21. go test -v vs go test -json

Two output modes you'll use to inspect table results:

  • -v — human-readable, streams === RUN, --- PASS, --- FAIL markers. Subtests appear indented under parents. Good for terminal debugging.
  • -json — machine-readable, one JSON event per line. Used by gotestsum, IDE test runners, and CI dashboards. Each subtest has its own events with Test: "TestX/foo".
go test -json -run TestX ./... | jq -r 'select(.Action=="fail") | .Test'

Lists failing subtests by full path.


22. Custom *testing.T and embedding

You cannot define a custom *testing.T because the type is concrete.
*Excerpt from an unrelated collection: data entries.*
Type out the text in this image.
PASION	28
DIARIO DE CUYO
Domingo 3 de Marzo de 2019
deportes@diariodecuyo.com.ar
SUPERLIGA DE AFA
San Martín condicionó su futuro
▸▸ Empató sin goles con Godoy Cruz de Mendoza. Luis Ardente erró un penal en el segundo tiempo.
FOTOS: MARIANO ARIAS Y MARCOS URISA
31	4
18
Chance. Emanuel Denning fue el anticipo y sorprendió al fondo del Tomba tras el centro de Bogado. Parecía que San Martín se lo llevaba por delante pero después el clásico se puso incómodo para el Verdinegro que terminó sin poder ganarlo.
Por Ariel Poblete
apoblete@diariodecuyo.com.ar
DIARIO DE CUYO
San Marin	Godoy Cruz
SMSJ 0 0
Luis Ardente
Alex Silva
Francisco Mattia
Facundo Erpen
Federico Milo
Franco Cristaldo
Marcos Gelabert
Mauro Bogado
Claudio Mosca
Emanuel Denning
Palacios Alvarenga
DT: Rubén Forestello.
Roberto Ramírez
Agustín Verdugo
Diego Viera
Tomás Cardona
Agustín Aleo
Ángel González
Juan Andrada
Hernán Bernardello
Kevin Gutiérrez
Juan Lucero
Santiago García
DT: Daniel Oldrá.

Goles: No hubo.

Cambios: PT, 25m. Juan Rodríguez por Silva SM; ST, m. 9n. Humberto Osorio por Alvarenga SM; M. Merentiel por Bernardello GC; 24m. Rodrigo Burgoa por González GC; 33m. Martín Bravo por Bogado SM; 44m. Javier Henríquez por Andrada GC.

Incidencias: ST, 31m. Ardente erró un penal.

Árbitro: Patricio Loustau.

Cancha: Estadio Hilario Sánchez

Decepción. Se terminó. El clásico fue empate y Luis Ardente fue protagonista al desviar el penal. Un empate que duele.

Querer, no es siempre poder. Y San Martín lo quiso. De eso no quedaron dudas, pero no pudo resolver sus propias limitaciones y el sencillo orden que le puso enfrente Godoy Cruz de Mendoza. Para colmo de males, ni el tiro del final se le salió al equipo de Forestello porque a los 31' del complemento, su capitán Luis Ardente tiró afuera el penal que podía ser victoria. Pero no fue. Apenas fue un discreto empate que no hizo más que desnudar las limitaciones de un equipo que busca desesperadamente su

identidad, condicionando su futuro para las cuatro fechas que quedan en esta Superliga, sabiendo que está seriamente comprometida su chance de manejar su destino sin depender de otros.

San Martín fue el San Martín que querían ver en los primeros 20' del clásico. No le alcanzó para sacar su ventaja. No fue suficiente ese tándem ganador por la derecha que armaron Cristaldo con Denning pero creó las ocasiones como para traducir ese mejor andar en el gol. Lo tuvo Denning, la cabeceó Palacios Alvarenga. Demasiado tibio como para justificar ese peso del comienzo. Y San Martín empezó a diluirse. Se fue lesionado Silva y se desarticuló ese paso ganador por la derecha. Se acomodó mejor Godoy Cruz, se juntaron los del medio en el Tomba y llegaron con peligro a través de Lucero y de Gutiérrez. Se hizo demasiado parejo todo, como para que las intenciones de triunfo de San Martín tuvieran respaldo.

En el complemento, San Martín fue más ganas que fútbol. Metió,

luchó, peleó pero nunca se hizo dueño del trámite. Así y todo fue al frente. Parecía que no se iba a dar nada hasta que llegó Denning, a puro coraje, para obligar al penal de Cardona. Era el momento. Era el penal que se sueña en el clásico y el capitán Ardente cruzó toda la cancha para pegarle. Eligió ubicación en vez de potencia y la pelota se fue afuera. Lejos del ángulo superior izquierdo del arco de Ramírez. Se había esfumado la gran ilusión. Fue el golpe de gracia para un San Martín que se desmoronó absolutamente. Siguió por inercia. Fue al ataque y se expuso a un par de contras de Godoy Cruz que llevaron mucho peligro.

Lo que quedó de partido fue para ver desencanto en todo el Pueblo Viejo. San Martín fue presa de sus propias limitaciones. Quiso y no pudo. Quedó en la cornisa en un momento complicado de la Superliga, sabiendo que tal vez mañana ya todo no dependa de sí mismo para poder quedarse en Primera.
But you can:

  • Define a helper interface that accepts testing.TB (parent of *T and *B).
  • Wrap test runs in a custom function that takes the slice and returns a func(*testing.T):
func runTable[T any](cases []T, name func(T) string, body func(*testing.T, T)) func(*testing.T) {
    return func(t *testing.T) {
        for _, tc := range cases {
            t.Run(name(tc), func(t *testing.T) { body(t, tc) })
        }
    }
}

func TestX(t *testing.T) {
    cases := []struct{...}{...}
    runTable(cases, func(c struct{...}) string { return c.name }, func(t *testing.T, c struct{...}) {
        ...
    })(t)
}

This works but is rarely worth the indirection. Idiomatic Go keeps the loop inline.